Hernandez was also a sleeper to match up with Whitham, Wilkes and Fort Larned.

"Ian picked him up. We were kind of having a hard time finding the right fit," Whitham said. "We wanted to make sure the jockey fit the horse. He (Wilkes) had a lot of other riders that he looked at, but Brian is a nice young man and rode him (Fort Larned) like I an wanted him to."

That team partnered well through the summer and fall racing schedule, winning the Whitney at Saratoga in New York in August and placing third at the Jockey Club Golf Cup in September.

"We just felt like he was really coming along nicely, and then got the invitation to run in California," Whitham said. "It takes a while for a horse to get there sometimes. You just have to be patient, and a little lucky."

Whitham said she has several other foals in training at Maple Farms, and several times during the year will make the trip to Kentucky to visit her "babies."

"You mainly go in the fall and spring to see how your babies are doing," Whitham said. "Then, you can begin to make a plan for them."

She has five grown children, all living in a geographic area ranging from Denver to Wichita, but all having roots in western Kansas.

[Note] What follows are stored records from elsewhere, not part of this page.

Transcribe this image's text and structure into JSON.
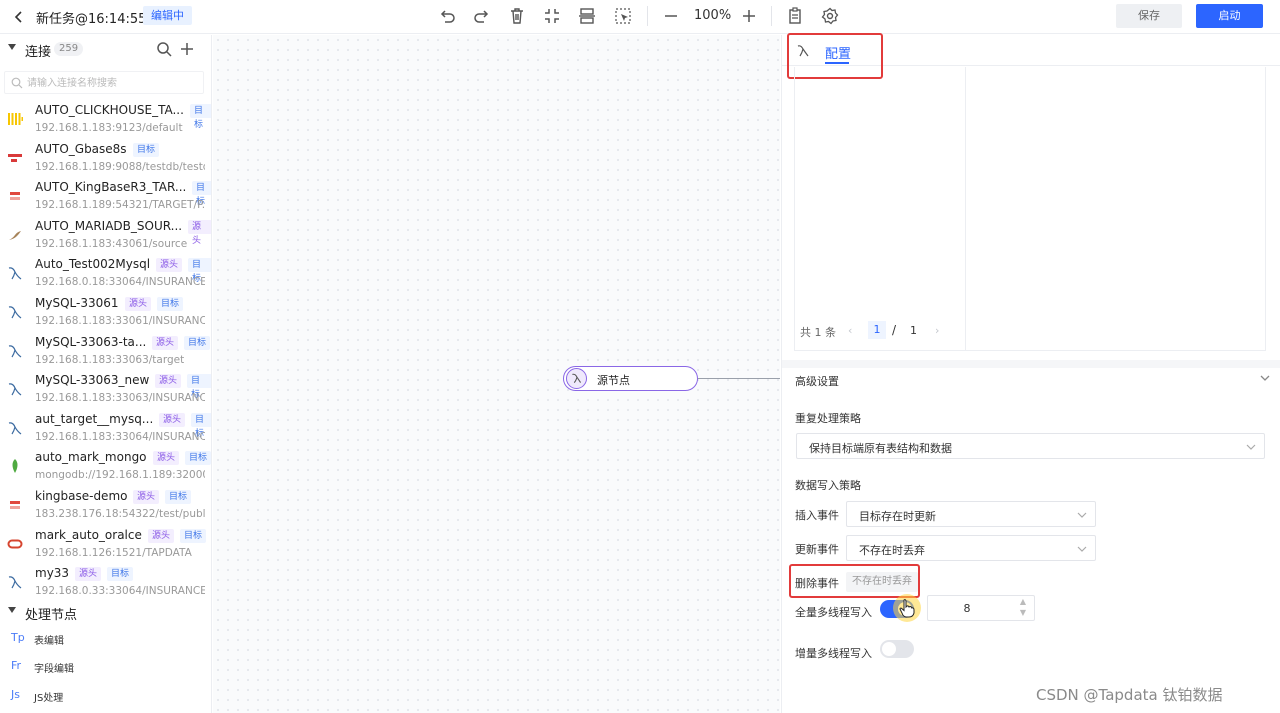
{
  "header": {
    "back_icon": "chevron-left-icon",
    "task_title": "新任务@16:14:55",
    "status_badge": "编辑中",
    "zoom": "100%",
    "save_label": "保存",
    "start_label": "启动",
    "tools": [
      "undo-icon",
      "redo-icon",
      "delete-icon",
      "fit-view-icon",
      "layout-icon",
      "select-icon",
      "zoom-out-icon",
      "zoom-in-icon",
      "clipboard-icon",
      "settings-icon"
    ]
  },
  "sidebar": {
    "connections_title": "连接",
    "connections_count": "259",
    "search_placeholder": "请输入连接名称搜索",
    "connections": [
      {
        "name": "AUTO_CLICKHOUSE_TA...",
        "addr": "192.168.1.183:9123/default",
        "tags": [
          "目标"
        ],
        "icon": "clickhouse-icon"
      },
      {
        "name": "AUTO_Gbase8s",
        "addr": "192.168.1.189:9088/testdb/testdb",
        "tags": [
          "目标"
        ],
        "icon": "gbase-icon"
      },
      {
        "name": "AUTO_KingBaseR3_TAR...",
        "addr": "192.168.1.189:54321/TARGET/P...",
        "tags": [
          "目标"
        ],
        "icon": "kingbase-icon"
      },
      {
        "name": "AUTO_MARIADB_SOUR...",
        "addr": "192.168.1.183:43061/source",
        "tags": [
          "源头"
        ],
        "icon": "mariadb-icon"
      },
      {
        "name": "Auto_Test002Mysql",
        "addr": "192.168.0.18:33064/INSURANCE",
        "tags": [
          "源头",
          "目标"
        ],
        "icon": "mysql-icon"
      },
      {
        "name": "MySQL-33061",
        "addr": "192.168.1.183:33061/INSURANCE",
        "tags": [
          "源头",
          "目标"
        ],
        "icon": "mysql-icon"
      },
      {
        "name": "MySQL-33063-ta...",
        "addr": "192.168.1.183:33063/target",
        "tags": [
          "源头",
          "目标"
        ],
        "icon": "mysql-icon"
      },
      {
        "name": "MySQL-33063_new",
        "addr": "192.168.1.183:33063/INSURANCE",
        "tags": [
          "源头",
          "目标"
        ],
        "icon": "mysql-icon"
      },
      {
        "name": "aut_target__mysq...",
        "addr": "192.168.1.183:33064/INSURANCE",
        "tags": [
          "源头",
          "目标"
        ],
        "icon": "mysql-icon"
      },
      {
        "name": "auto_mark_mongo",
        "addr": "mongodb://192.168.1.189:32000...",
        "tags": [
          "源头",
          "目标"
        ],
        "icon": "mongodb-icon"
      },
      {
        "name": "kingbase-demo",
        "addr": "183.238.176.18:54322/test/public",
        "tags": [
          "源头",
          "目标"
        ],
        "icon": "kingbase-icon"
      },
      {
        "name": "mark_auto_oralce",
        "addr": "192.168.1.126:1521/TAPDATA",
        "tags": [
          "源头",
          "目标"
        ],
        "icon": "oracle-icon"
      },
      {
        "name": "my33",
        "addr": "192.168.0.33:33064/INSURANCE",
        "tags": [
          "源头",
          "目标"
        ],
        "icon": "mysql-icon"
      }
    ],
    "processing_title": "处理节点",
    "processing_items": [
      {
        "icon_text": "Tp",
        "label": "表编辑"
      },
      {
        "icon_text": "Fr",
        "label": "字段编辑"
      },
      {
        "icon_text": "Js",
        "label": "JS处理"
      }
    ]
  },
  "canvas": {
    "node_label": "源节点",
    "node_icon": "mysql-icon"
  },
  "panel": {
    "tab_label": "配置",
    "pager": {
      "total_text": "共 1 条",
      "current": "1",
      "slash": "/",
      "total_pages": "1"
    },
    "advanced_title": "高级设置",
    "dup_strategy_label": "重复处理策略",
    "dup_strategy_value": "保持目标端原有表结构和数据",
    "write_strategy_label": "数据写入策略",
    "insert_label": "插入事件",
    "insert_value": "目标存在时更新",
    "update_label": "更新事件",
    "update_value": "不存在时丢弃",
    "delete_label": "删除事件",
    "delete_value": "不存在时丢弃",
    "full_multithread_label": "全量多线程写入",
    "full_multithread_on": true,
    "thread_count": "8",
    "incr_multithread_label": "增量多线程写入",
    "incr_multithread_on": false
  },
  "colors": {
    "primary": "#2c65ff",
    "highlight": "#e23b3b",
    "source_tag": "#8857e6",
    "target_tag": "#3f76e8"
  },
  "watermark": "CSDN @Tapdata 钛铂数据"
}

"I'm kind of in the middle of all of them, so they are not that far away," Whitham said of her children.

Whitham doesn't see any slowdown in her horse racing life.

"We'll give Fort Larned some time off, a little vacation," Whitham said. "He's a nice, sound horse."

She plans to run him again in May at Churchill Downs in Louisville, Ky. and then again at Saratoga in New York.

"We'll see if we can find our way back to Santa Anita next year, too," she said.

It's a safe bet she'll do everything she can to see her horse back in the winner's circle.